AI4AS is the Artificial Intelligence for Ancient Scripts mini-conference, co-located with DH2026, the 36th annual conference of the Alliance of Digital Humanities Organizations (ADHO) taking place 27–31 July 2026 in Daejeon, South Korea.
AI4AS2026 focuses on the advantages and risks of using AI to engage with ancient scripts and will be held entirely online.
Overview
Generative AI has created unprecedented opportunities for interacting with ancient sources. The ability to query, summarise, or translate specialised material using pre-trained or general-purpose models has rapidly expanded engagement: students, researchers, and non-specialists can now access materials that once required years of linguistic training. Yet the widespread availability of AI tools contrasts sharply with the limited number of specialists who understand how these systems are constructed, how their training data shape their behaviours, and where their fundamental limitations lie. This gap creates conditions in which errors or distortions readily propagate, often unnoticed.
For ancient low-resourced languages, these risks are magnified. The corpora on which these languages survive are inherently small data: broken tablets, damaged inscriptions, and disparate manuscripts. Their scripts (cuneiform, hieroglyphic, hieratic, demotic, sinographic, kana/hanja systems) are structurally complex, polyvalent, and highly context-dependent. Their semantic fields are embedded in cultural, religious, and historical frameworks that models cannot infer from predominantly modern Western training data. As a result, AI outputs frequently flatten nuance, erase ambiguity, and impose linguistic or cultural norms unsuited to the material.

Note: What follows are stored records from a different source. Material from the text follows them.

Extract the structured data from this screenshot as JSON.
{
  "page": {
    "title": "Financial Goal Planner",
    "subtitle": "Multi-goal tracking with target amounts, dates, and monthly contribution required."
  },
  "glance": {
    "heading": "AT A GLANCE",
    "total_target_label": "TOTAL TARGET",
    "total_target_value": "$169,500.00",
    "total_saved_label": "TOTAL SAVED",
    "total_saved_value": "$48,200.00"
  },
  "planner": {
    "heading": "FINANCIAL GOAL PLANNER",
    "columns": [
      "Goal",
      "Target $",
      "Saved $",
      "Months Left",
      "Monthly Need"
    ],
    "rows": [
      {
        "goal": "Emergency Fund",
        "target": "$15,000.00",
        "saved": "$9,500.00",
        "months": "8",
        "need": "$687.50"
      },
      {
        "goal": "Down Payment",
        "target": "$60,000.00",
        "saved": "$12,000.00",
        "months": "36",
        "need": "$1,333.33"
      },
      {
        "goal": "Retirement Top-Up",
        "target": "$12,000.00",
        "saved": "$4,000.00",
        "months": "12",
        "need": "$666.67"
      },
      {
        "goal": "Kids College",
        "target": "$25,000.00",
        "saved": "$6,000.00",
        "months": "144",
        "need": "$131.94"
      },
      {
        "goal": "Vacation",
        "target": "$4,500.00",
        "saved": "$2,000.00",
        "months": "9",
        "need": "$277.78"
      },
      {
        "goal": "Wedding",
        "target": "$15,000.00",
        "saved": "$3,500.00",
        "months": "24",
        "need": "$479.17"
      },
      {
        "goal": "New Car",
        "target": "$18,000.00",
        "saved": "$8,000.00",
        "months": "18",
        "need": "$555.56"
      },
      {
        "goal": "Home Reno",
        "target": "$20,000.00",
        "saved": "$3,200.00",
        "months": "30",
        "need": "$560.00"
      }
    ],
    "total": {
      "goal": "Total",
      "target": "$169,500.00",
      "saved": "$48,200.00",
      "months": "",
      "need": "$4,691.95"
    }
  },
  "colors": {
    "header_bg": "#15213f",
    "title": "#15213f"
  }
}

AI4AS directly addresses DH2026's theme of Engagement by scrutinising the tension between expanding accessibility and maintaining interpretive rigor. Engagement-driven uses of AI, such as translation for public audiences, summarisation for classroom use, or automated paraphrasing for introductory materials, may unintentionally reinforce oversimplification or revive outdated scholarly assumptions. When LLMs impose modern Mandarin grammar onto Old Chinese or collapse the polysemy of Ancient Egyptian and Akkadian lexemes, they do more than make mistakes: they generate interpretive narratives that appear coherent, authoritative, and accessible, while masking the underlying instability of the evidence. Such distortions directly affect pedagogy and research, shaping how ancient cultures are understood, represented and ultimately taught and learnt.
The conference considers these risks not as arguments against AI, but as invitations to think critically about engaged scholarship. It asks:
- How can scholars promote accessibility without compromising methodological principles?
- How can emerging technologies support, rather than erode, the interpretive traditions of philology, epigraphy, and historical linguistics?
- Can multilingual scholarly communities collaborate to set discipline-specific boundaries and best practices?
- What forms of digital literacy are necessary for researchers, educators, and students to engage responsibly with AI?
This event gathers experts across diverse ancient-language traditions to highlight structural vulnerabilities shared across fields, while remaining attentive to cultural and linguistic specificity, and to build a shared understanding of responsible AI adoption within Ancient World Studies. Through a series of presentations, collaborative discussions, and brainstorming sessions, this mini-conference aims to:
- Develop a clearer understanding of the methodological vulnerabilities of low-resourced ancient-language corpora in AI contexts.
- Foster field-specific awareness of how LLMs may distort primary and secondary sources.
- Identify strategies for balancing accessibility with rigor in teaching, research dissemination, and public outreach.
- Produce a collaboratively authored set of responsible use guidelines to support transparent, critical, and disciplined engagement with AI in ancient languages.